When connecting servos to the board, it is important to note that the LinkIt One only has two PWM output pins (D3 and D9).
The signal reversal is accomplished with a quad nor logic gate.
Step 1: Servo Sweep
To use servos with the LinkIt One, attached the servo's signal wire (yellow wire) to your digital pin (D9) and ground wire (brown or black) to a ground pin.
Then, attach the servo's power wire (usually red) to a 5 - 6V supply capable of delivering 1 Amp. The LinkIt One board is not built to deliver high currents through its pins and the servo or board may malfunction if you attempt it. I suggest using a 4x AAA battery pack (6 volts) as your servos power supply.
Join the ground of your separate supply with the ground of your LinkIt One. The servo and other electronics we'll build must all reference a common 0V ground.
Find the free Servo Sweep function from your Arduino IDE and upload it onto your LinkIt One.
If you can't find it in the examples menu, right click the application, show package contents, and navigate through the folders until you find the example sketches.

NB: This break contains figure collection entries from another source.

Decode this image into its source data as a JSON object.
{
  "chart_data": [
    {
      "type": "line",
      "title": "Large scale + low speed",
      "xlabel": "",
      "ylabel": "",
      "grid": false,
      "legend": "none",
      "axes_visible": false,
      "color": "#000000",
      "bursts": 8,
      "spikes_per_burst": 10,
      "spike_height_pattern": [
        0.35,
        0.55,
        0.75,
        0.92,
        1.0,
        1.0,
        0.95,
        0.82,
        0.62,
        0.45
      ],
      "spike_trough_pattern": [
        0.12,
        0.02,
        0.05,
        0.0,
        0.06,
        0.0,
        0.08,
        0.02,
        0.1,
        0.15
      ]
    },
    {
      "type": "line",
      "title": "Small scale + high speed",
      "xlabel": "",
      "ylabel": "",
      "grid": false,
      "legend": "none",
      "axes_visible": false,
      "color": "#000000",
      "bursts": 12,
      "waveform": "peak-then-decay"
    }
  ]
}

You can see from the oscilloscope gif that the output signal from D9 of your LinkIt One sweeps from ~.75ms to 2.25ms so the servo fully rotates.
Step 2: Reversed Signal
In order to reverse the servo, we need the signal to be 2 ms when the LinkIt One is delivering 1 ms and then our reversed signal must be 1 ms when the board is sending 2 ms.
The quad nor logic gate can do just that. With a 50k potentiometer, the reversed signal can be tuned precisely.
Build out your circuit to match the included diagram and protoboard photo.
You can see that the signal from the LinkIt One is sent directly into the base of an npn transistor. The collector is attached to your 6V battery and the emitter is connected to a resistor and your new signal source. I added this part to insure the logic gates got a strong enough signal.
The original signal can be tapped off at this point as well if you want to keep one servo rotating in the normal direction.
The signal passes through 3 nor gates of your quad nor IC (CD4001). The 50k potentiometer used should be set around 42k. You can adjust it to make sure your servos are perfectly reversed, or not! It's up to you.